Austria- The mayor (Bürgermeister) is elected either by the municipal council or by direct universal suffrage depending on the region. Belgium- In Flanders and Brussels, the mayor is appointed by the regional government at the recommendation of a municipal council for a six-year mandate. In Wallonia, the mayor is directly elected by the population after which he/she is also appointed by the regional government. Bulgaria- The mayor is elected by direct universal suffrage for a four-year term. Croatia- The mayor (gradonacelnik) is elected by direct universal suffrage for a four-year term. Cyprus- The mayor (dimarchos) is elected by direct universal suffrage for a five-year mandate. Czech Republic- The mayor is elected by and from within the municipal council for a four-year mandate. Denmark- The mayor is elected for four years by the municipal council. Estonia-The mayor (vallavanem or linnapea) is appointed by the municipal council for a four-year term. Finland- The mayor (kunnanjohtaja) is elected by the municipal council for a fixed or indefinite term of office

which should not exceed the municipal council’s term of office.

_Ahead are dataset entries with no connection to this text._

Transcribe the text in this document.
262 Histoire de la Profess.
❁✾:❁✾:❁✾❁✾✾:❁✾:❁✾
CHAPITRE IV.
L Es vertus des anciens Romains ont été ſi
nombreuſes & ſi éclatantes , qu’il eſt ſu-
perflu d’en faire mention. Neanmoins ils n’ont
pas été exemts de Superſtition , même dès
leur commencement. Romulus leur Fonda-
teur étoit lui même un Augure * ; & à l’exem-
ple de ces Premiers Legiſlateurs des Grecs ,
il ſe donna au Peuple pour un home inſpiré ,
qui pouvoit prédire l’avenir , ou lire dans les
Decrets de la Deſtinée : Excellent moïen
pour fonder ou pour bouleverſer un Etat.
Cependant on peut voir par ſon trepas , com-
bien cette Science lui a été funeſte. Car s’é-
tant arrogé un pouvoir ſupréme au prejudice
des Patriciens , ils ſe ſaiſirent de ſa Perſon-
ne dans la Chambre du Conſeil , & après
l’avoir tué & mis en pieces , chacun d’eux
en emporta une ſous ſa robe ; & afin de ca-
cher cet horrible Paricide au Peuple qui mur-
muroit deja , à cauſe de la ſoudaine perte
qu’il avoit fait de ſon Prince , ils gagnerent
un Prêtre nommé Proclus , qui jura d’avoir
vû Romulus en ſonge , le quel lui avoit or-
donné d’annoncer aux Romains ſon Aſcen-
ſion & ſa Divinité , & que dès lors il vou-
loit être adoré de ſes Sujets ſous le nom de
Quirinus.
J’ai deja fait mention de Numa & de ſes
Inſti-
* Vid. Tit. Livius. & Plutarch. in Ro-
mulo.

France- The mayor is elected for six years by the municipal council. Germany- The mayor is elected by direct universal suffrage for a mandate that can vary from four to nine years. Greece- The mayor (dimarchos) is elected by direct universal suffrage for a period of four years. Hungary- The mayor (polgarmester) is elected by direct universal suffrage for a period of four years. Ireland- The mayor is elected every year by borough or town council members. Italy- The mayor is elected by direct universal suffrage for a period of 5 years. Latvia- The chairman of the local council (priekšdēdētājs) carries out the duties of the mayor, who is elected by and from within the local council for a four-year term. Lithuania- The mayor is elected by and from within the local council for four years. Luxembourg- The mayor is designated by the national government from among the municipal council members for a six-year mandate. Malta- The mayor (sindku) is the local council member who has received the highest number of votes within the political party that got the overall majority during the local election. Netherlands- The mayor (burgemeester) is formally appointed for a six-year mandate by the national government at the proposal of the local council. Poland- The mayor (wójt or burmistrz) is elected by direct universal suffrage for a four-year term. Portugal- The mayor (presidente da câmara municipal) is elected for a four-year mandate. The mayor is the electoral candidate having headed the list with the most votes during the municipal council elections. Romania- The mayor is elected by direct universal suffrage for a four-year mandate. Slovakia- The mayor is elected by direct universal suffrage for a four-year mandate. Slovenia- The mayor (zupan) is elected by direct universal suffrage for a four-year mandate. Spain- The mayor (alcalde/president) is appointed by and from within the local council for a four-year mandate. Sweden- The mayor is appointed for a period of four years by the municipal assembly. United Kingdom- In most cases, the mayor is appointed by the municipal council. However, in some districts, mayors are elected by direct suffrage.

Conclusion

As we can conclude, EU Member States do not have the same practice in terms of electing mayors at the local level. The mayors are elected by direct suffrage in 11 EU Member States. The mayor is either directly elected or appointed by the municipal council or the central government (depending on the region). The mayors are not directly elected in 14 EU Member States.

We conclude that Prime Minister Irakli Gharibashvili’s statement,“For the first time, 12 city mayors and up to 60 gamgebelis will be directly elected by the Georgian population. This is a step forward which has not yet been achieved by approximately 15-17 EU Member States,” is TRUE.